After months of drip-feeding her first full-length project to fans—devising her own release schedule and dropping a new song each week—German-born pop superstar Kim Petras presents the full, glittering package. *Clarity* is baked in ’80s bubblegum nostalgia—it’s neon, cartoonishly girly, and largely apolitical—but isn’t without layers. Underneath the raunch and sass of Madonna-inspired bops like “Broken” and “Do Me,” Petras offers glimpses at her own empowering journey through gender reassignment surgery and self-discovery. Sometimes, she tells that story through an outstretched hand: “From the bottom you come up/From haters to lovers/From nada to Prada/You know you’re the star that you are,” she belts on closing track “Shinin’,” which feels like an it-gets-better anthem for LGBTQ+ kids and outsiders. “If you’re lost/Don’t get down/Don’t give up now/You should know just what you are.”

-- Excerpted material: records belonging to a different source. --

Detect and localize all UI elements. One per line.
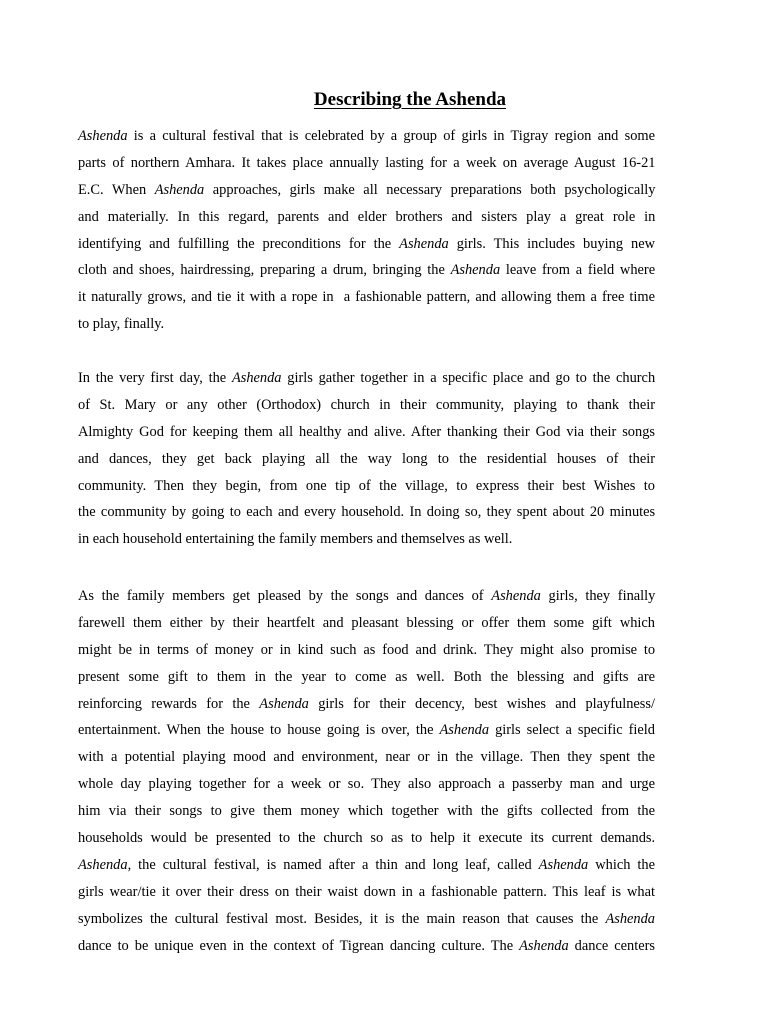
text-run: with a potential playing mood and environment, near or in the village. Then they spent the [78, 749, 655, 766]
text-run: present some gift to them in the year to come as well. Both the blessing and gifts are [78, 668, 655, 685]
text-line [78, 906, 655, 933]
text-line [78, 691, 655, 718]
italic-term: Ashenda [259, 695, 309, 712]
italic-term: Ashenda [605, 910, 655, 927]
paragraph-rewards [78, 583, 655, 959]
italic-term: Ashenda [154, 181, 205, 198]
text-line [78, 879, 655, 906]
text-run: dance to be unique even in the context of Tigrean dancing culture. The [78, 937, 520, 954]
text-run: is a cultural festival that is celebrated by a group of girls in Tigray region and some [127, 128, 655, 144]
text-line [78, 717, 655, 744]
text-run: households would be presented to the church so as to help it execute its current demands. [78, 830, 656, 847]
text-line [78, 473, 655, 500]
text-run: girls. This includes buying new [448, 235, 655, 252]
text-line [78, 150, 655, 177]
text-run: whole day playing together for a week or so. They also approach a passerby man and urge [78, 776, 655, 793]
text-run: might be in terms of money or in kind such as food and drink. They might also promise to [78, 641, 656, 658]
text-run: girls gather together in a specific place and go to the church [281, 370, 656, 386]
text-run: and materially. In this regard, parents and elder brothers and sisters play a great role in [78, 208, 656, 225]
text-run: , the cultural festival, is named after a thin and long leaf, called [127, 856, 539, 873]
text-run: In the very first day, the [78, 370, 232, 386]
text-run: community. Then they begin, from one tip of the village, to express their best Wishes to [78, 477, 655, 494]
text-line [78, 365, 655, 392]
text-line [78, 637, 655, 664]
text-line [78, 311, 655, 338]
text-run: girls for their decency, best wishes and playfulness/ [308, 695, 655, 712]
text-run: it naturally grows, and tie it with a rope in a fashionable pattern, and allowing them a free time [78, 289, 655, 306]
italic-term: Ashenda [231, 370, 282, 386]
text-run: of St. Mary or any other (Orthodox) church in their community, playing to thank their [78, 396, 655, 413]
italic-term: Ashenda [78, 856, 128, 873]
text-line [78, 392, 655, 419]
text-line [78, 499, 655, 526]
italic-term: Ashenda [439, 722, 490, 739]
text-line [78, 257, 655, 284]
text-run: Almighty God for keeping them all healthy and alive. After thanking their God via their songs [78, 423, 655, 440]
text-run: entertainment. When the house to house going is over, the [78, 722, 440, 739]
italic-term: Ashenda [491, 588, 541, 604]
text-line [78, 419, 655, 446]
text-run: girls, they finally [540, 588, 656, 604]
text-run: symbolizes the cultural festival most. Besides, it is the main reason that causes the [78, 910, 606, 927]
text-run: girls wear/tie it over their dress on their waist down in a fashionable pattern. This leaf is what [78, 883, 655, 900]
text-run: dance centers [568, 937, 655, 954]
text-run: cloth and shoes, hairdressing, preparing a drum, bringing the [78, 262, 451, 279]
document-title: Describing the Ashenda [313, 89, 507, 110]
text-run: approaches, girls make all necessary preparations both psychologically [204, 181, 656, 198]
text-run: girls select a specific field [489, 722, 655, 739]
text-line [78, 583, 655, 610]
text-line [78, 610, 655, 637]
italic-term: Ashenda [538, 856, 589, 873]
text-line [78, 231, 655, 258]
text-run: in each household entertaining the family members and themselves as well. [78, 531, 513, 548]
text-line [78, 798, 655, 825]
text-line [78, 123, 655, 150]
paragraph-intro [78, 123, 655, 338]
italic-term: Ashenda [399, 235, 449, 252]
text-run: parts of northern Amhara. It takes place annually lasting for a week on average August 16-21 [78, 154, 656, 171]
text-run: reinforcing rewards for the [78, 695, 260, 712]
italic-term: Ashenda [450, 262, 501, 279]
text-run: leave from a field where [500, 262, 656, 279]
italic-term: Ashenda [78, 128, 128, 144]
text-line [78, 933, 655, 960]
text-line [78, 664, 655, 691]
text-run: E.C. When [78, 181, 155, 198]
text-line [78, 177, 655, 204]
text-run: him via their songs to give them money which together with the gifts collected from the [78, 803, 655, 820]
text-run: the community by going to each and every household. In doing so, they spent about 20 minutes [78, 504, 656, 521]
text-line [78, 825, 655, 852]
text-line [78, 526, 655, 553]
text-run: As the family members get pleased by the songs and dances of [78, 588, 492, 604]
text-line [78, 284, 655, 311]
text-line [78, 204, 655, 231]
text-line [78, 771, 655, 798]
text-run: farewell them either by their heartfelt and pleasant blessing or offer them some gift which [78, 614, 655, 631]
italic-term: Ashenda [519, 937, 569, 954]
text-run: to play, finally. [78, 316, 165, 333]
text-run: identifying and fulfilling the preconditions for the [78, 235, 400, 252]
text-line [78, 744, 655, 771]
text-line [78, 852, 655, 879]
text-run: and dances, they get back playing all the way long to the residential houses of their [78, 450, 655, 467]
paragraph-first-day [78, 365, 655, 553]
text-run: which the [588, 856, 655, 873]
text-line [78, 446, 655, 473]
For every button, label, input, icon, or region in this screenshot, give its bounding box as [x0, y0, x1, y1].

We all have friends who, when they fall in love, turn into Shakespeare-quoting, starry-eyed Pepé Le Pews. That’s all good, but not many can convey emotion with a flawless soprano like Camila Cabello. *Romance*, her second album, feels like a transitional moment for the Cuban American singer. Most notably, her adorable relationship with pop superstar Shawn Mendes provided much of this album’s inspiration. Next, she steps away from the Latin vibes that carried her earlier hits like “Havana” and “Señorita” to explore pop more broadly. She plunges down moody Ariana/Weeknd-type wormholes on “Should’ve Said It,” “Feel It Twice,” “Used to This,” and “Easy.” The latter shares feelings that are pure catnip for hopeless romantics: “Always thought I was hard to love till you made it seem so easy,” she confesses. Similarly, “Dream of You” and “Living Proof” are like intercepted handmade crush notes—complete with swirly lettering—between lovers. She briefly reconnects with her Latin roots (“Liar,” and “Señorita,” which makes an encore here) and mingles with vintage rock ’n’ roll (“This Love”). But the track that will gain the most attention, and compete for father-daughter dance rotation at every wedding henceforth, is “First Man”—a beautiful message to the most important male figure in her life, not named Shawn, about finding a person who will care for her as much as he did.
Upon erupting into a house single fit for any Vegas club, *Courage*’s opener, “Flying on My Own,” finds Celine Dion alone. “The warmer winds will carry me,” she sings at high altitude, her voice climbing. “Anywhere I want them to/If you could see what I can see/That nothing’s blocking my view.” *Courage* is the Canadian star’s first album (in any language) since the 2016 death of her husband and longtime manager, René Angélil. Recorded almost entirely in Las Vegas—near the end of the wildly successful eight-year residency there that she and Angélil had conceived of together—these are songs of resilience, of moving forward when all you want is to look back. To get there, she collaborated with some of modern pop’s biggest names (Sia, Sam Smith, Skylar Grey, Greg Kurstin, David Guetta) for everything from heartbreaking ballads (“Courage”) to brief flirtations with rapping (the piano-driven lullaby “Perfect Goodbye,” which features contributions from Steve Aoki). “I’m having some kind of breakthrough,” she sings on “Lying Down,” a tale of faltering love. “I’m ready to live.”